Plus récemment, nous vous avons entendu à l'occasion du projet de loi de finances (PLF) pour 2021, dans le cadre des auditions menées par notre collègue, M. Michel Larive, rapporteur des crédits de la jeunesse et de la vie associative, dont vous avez la responsabilité.

Le fait que nous vous auditionnons à nouveau aujourd'hui dans le cadre de notre commission d'enquête témoigne de ce que la crise du monde associatif s'installe dans la durée, et aura des conséquences durables. Je ne dis pas que c'est le cas aujourd'hui, mais il existe le risque pour les pouvoirs publics de sous-estimer l'impact de cette coupure de la vie associative sans précédent dans l'histoire du pays. Celle-ci a duré plus de huit mois. Je mets entre parenthèses ce qui s'est passé cet été et à la rentrée, où les forums associatifs ont pu se tenir tant bien que mal. Mais un deuxième coup d'arrêt a lieu avec ce second confinement.

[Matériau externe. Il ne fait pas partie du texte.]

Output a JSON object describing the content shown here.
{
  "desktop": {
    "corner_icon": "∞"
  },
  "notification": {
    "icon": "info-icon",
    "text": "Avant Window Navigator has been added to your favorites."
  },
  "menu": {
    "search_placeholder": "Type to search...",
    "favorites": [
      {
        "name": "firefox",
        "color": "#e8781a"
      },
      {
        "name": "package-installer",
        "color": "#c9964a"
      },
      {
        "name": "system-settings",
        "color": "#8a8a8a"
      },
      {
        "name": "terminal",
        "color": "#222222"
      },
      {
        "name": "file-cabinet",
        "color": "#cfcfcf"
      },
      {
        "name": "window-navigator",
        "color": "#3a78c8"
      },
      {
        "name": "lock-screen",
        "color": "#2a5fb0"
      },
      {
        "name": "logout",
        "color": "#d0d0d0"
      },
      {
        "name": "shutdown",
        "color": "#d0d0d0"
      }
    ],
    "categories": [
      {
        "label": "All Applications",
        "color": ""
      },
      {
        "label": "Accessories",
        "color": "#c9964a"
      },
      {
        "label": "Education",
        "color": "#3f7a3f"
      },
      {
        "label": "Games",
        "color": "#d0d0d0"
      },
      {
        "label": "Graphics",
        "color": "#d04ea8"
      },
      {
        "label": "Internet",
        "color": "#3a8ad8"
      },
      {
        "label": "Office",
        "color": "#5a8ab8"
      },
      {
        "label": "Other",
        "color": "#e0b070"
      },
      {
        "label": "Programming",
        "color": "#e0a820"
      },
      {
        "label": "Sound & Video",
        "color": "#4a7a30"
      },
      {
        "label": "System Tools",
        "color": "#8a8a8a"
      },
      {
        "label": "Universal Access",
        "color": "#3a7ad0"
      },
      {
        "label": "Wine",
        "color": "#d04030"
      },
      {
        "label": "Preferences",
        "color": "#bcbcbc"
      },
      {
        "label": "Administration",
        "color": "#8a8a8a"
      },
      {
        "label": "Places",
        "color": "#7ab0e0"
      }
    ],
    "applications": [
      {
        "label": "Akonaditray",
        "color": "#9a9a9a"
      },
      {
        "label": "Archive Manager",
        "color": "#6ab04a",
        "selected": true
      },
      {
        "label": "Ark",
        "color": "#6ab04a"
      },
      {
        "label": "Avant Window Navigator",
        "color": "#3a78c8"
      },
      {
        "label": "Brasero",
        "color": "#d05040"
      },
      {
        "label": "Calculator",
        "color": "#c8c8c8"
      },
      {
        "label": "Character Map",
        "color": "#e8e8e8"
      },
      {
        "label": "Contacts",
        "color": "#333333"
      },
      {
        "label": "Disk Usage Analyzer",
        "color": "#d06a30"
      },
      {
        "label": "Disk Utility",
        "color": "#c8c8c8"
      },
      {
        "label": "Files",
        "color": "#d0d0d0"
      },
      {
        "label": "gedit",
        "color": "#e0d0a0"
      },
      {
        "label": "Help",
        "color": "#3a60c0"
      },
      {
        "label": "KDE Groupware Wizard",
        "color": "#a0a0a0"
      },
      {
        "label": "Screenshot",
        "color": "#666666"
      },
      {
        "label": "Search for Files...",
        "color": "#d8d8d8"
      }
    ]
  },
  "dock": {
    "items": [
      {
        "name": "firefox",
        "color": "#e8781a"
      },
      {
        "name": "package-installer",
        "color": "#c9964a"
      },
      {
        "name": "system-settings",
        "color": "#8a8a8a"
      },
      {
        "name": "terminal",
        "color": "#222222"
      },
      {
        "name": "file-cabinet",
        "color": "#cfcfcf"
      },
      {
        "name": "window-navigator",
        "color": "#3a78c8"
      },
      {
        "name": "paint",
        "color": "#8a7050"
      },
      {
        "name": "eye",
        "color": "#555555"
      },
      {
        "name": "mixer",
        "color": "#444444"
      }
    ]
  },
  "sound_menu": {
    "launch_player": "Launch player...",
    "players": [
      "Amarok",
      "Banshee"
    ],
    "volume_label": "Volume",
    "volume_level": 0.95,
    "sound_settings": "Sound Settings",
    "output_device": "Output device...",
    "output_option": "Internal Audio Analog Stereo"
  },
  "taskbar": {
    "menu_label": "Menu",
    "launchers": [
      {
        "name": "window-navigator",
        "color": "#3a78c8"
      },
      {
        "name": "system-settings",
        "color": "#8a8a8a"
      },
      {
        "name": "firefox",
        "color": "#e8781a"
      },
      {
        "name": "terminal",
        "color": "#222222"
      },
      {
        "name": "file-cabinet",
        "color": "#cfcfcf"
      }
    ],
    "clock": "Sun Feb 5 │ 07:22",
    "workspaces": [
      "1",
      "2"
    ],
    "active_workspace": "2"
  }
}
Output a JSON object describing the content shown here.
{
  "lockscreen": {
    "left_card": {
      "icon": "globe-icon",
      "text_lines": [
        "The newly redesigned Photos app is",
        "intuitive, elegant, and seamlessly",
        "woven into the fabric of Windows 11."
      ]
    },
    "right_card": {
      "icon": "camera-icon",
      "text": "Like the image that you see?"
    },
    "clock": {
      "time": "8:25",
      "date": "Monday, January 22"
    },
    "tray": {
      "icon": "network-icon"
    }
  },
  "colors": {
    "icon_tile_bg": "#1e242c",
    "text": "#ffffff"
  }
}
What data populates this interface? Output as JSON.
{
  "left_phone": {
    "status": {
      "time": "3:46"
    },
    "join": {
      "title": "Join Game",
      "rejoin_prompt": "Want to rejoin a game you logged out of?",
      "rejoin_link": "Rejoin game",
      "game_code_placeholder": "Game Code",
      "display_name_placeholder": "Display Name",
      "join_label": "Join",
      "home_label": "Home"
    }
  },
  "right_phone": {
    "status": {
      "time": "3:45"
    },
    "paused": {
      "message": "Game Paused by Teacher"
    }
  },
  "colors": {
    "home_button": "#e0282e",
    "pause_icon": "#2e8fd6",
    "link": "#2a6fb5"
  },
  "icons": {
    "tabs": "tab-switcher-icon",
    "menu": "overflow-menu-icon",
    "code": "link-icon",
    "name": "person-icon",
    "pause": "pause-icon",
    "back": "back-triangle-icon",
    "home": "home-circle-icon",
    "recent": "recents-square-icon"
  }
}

La reprise des activités associatives est ainsi extrêmement chaotique. Comme l'a dit tout à l'heure Mme Marie-George Buffet, 85 % des associations de notre pays ne sont pas des associations employeuses. Elles ne reposent donc que sur l'investissement de leurs bénévoles. Elles n'ont pas pu bénéficier des aides du fonds de solidarité gouvernementale, ou de l'activité partielle. Ces associations dépendent pour une partie des subventions locales, qui ont été pour le moment maintenues, et parfois de subventions nationales.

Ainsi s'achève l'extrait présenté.